Bio-phase change materials based on stearin of sheep tail-fats loaded with nanoparticles: Melting performance analysis in rectangular cavity as a sustainable building envelopes

Abstract

Applying bio-based phase change materials (BPCM) using environmentally acceptable resources as an alternative to petroleum-based phase change materials (PCM) in buildings presents an opportunity to reduce greenhouse gas emissions to almost zero, besides decreasing energy consumption in achieving thermal comfort in a building. Thus, this research aims to investigate numerically and experimentally the melting behavior of stearin of sheep tail-fats (SSTF) as the BPCM in a rectangular cavity acting as the sustainable building envelope, as well as the effects of carbon nanotube (CNT) additives on the SSTF melting behaviors.

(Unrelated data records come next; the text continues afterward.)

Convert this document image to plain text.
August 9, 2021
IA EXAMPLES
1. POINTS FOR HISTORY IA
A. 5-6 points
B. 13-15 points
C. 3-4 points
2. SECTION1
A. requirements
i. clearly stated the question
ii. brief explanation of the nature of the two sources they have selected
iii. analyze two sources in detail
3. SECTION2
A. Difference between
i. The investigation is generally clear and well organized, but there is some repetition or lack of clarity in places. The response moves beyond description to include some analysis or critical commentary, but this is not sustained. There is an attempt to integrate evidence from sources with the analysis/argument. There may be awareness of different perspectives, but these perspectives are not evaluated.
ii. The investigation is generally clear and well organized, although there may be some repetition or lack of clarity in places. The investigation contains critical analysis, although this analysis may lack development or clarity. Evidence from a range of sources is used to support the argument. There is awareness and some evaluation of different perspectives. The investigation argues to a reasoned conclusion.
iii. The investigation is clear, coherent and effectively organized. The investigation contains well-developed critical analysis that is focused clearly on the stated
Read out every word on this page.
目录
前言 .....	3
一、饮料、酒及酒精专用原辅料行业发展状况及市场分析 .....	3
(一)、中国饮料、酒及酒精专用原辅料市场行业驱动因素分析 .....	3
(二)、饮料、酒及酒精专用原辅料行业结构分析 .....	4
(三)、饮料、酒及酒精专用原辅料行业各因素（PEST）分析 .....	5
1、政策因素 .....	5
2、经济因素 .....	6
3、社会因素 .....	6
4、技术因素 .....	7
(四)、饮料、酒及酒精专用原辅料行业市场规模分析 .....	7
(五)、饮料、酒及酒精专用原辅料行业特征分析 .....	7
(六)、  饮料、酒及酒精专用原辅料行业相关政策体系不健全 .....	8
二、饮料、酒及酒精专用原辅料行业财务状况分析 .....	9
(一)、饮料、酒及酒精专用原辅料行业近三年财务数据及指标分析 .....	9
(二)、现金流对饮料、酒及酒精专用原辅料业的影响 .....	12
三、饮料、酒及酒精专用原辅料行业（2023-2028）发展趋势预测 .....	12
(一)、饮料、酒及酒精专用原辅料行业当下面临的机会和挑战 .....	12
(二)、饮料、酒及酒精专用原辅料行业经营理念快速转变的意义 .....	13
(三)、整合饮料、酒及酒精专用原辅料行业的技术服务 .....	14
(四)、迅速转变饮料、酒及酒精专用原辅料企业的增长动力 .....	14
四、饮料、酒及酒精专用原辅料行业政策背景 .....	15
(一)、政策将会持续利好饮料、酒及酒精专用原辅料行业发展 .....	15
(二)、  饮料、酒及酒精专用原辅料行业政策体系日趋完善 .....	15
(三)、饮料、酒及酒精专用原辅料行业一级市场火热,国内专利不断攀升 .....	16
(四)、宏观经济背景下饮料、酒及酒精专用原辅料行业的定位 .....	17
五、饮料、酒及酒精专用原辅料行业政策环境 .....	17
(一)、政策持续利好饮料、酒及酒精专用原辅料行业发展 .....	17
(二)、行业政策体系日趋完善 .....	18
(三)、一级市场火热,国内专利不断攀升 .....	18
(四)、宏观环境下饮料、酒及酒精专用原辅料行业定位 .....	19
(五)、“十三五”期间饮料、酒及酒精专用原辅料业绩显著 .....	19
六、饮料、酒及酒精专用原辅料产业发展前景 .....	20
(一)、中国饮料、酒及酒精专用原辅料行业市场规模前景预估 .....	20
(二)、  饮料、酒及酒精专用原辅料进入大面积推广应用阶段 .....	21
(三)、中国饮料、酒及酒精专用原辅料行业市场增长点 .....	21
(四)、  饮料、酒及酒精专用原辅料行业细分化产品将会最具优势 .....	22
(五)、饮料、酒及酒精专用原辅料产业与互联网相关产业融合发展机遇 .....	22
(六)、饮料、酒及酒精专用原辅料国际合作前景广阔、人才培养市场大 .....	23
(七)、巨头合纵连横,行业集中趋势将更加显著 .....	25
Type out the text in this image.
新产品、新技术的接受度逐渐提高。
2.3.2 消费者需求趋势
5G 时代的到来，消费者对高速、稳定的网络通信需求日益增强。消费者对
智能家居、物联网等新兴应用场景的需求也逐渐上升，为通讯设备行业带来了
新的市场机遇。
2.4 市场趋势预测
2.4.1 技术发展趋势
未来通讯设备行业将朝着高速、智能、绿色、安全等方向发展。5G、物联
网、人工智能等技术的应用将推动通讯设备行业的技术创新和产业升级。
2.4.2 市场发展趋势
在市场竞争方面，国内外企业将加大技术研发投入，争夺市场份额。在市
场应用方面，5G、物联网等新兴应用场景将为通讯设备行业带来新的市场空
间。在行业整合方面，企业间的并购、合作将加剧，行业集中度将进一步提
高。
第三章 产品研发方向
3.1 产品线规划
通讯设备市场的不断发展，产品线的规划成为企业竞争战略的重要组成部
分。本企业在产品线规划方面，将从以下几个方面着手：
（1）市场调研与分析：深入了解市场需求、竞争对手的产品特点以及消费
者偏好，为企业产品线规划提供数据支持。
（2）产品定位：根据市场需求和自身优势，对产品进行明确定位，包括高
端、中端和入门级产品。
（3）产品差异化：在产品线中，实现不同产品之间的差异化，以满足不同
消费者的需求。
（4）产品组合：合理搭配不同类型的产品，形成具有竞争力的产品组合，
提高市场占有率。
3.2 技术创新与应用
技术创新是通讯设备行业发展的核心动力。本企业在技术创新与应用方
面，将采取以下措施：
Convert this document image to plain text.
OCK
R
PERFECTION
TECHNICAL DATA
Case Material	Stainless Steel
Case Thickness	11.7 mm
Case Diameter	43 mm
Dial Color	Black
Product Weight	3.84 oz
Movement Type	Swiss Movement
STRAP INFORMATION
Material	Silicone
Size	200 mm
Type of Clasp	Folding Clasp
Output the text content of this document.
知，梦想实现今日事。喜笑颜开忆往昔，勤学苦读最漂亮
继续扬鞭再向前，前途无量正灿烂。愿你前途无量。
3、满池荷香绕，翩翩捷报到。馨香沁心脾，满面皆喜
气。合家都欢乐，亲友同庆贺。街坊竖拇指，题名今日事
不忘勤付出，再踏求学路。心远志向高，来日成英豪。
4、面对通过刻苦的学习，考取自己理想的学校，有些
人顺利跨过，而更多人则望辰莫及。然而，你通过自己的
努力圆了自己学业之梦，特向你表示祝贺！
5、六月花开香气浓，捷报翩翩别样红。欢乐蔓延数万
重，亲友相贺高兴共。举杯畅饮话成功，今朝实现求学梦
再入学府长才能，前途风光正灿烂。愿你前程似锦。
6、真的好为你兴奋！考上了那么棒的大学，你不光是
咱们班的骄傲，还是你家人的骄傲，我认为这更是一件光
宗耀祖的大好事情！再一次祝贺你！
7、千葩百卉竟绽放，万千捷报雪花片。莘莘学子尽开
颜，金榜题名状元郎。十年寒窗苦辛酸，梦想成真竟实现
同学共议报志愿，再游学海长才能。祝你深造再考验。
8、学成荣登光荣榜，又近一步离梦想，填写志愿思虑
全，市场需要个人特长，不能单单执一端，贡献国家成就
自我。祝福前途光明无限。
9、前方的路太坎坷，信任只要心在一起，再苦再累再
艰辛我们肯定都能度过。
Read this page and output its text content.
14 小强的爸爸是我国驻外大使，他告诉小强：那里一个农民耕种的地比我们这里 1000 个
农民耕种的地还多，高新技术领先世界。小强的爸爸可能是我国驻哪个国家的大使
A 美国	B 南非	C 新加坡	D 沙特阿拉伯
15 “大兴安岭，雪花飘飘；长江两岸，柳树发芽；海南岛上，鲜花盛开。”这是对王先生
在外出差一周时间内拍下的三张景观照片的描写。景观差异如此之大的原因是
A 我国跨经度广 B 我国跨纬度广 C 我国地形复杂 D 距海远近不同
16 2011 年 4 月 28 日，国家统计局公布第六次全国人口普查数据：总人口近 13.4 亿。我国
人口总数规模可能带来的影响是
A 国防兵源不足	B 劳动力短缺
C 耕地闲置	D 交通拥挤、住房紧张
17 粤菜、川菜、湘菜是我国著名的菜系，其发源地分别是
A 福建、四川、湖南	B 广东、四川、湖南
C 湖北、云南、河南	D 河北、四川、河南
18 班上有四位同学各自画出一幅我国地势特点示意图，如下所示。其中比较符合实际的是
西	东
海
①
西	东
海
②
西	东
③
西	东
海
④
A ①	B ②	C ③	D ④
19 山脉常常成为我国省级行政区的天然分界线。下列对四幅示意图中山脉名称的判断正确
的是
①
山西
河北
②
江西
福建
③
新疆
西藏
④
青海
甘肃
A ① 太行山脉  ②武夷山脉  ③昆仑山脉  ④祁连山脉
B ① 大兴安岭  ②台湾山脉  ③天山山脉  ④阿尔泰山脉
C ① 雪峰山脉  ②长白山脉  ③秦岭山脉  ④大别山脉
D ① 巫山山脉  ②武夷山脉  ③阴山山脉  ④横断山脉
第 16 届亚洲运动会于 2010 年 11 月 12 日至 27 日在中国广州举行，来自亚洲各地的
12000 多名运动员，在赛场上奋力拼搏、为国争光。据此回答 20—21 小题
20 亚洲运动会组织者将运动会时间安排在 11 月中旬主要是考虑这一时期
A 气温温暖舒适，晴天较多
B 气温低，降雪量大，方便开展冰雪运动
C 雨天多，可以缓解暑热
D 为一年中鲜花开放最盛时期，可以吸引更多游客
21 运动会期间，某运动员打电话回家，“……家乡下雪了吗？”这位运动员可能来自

The results suggest that the convection heat transfer mechanism plays an important role in the heat transfer within the SSTF envelope due to its poor thermal conductivity. This leads to the non-uniform melting progress inside the container. The inclusion of 0.03% CNT in the SSTF leads to a slight increase in the thermal conductivity of the SSTF composite because of the high number of the CNTs’ tangled tube bundles inside the SSTF. When compared to the SSTF without the CNT, it quickens the melting process and the melted SSTF’s velocity (the convection strength) by about 11% and 8.7%, respectively. Not only that, it also enhances the heat transfer and the thermal storage rate by about 13.7% and 7.5% respectively. Therefore, this research concludes that the SSTF with CNT as the additive offers a potential to be the effective passive TES envelopes for the building walls that leads to a potential application in the low-carbon thermal comfort control of buildings.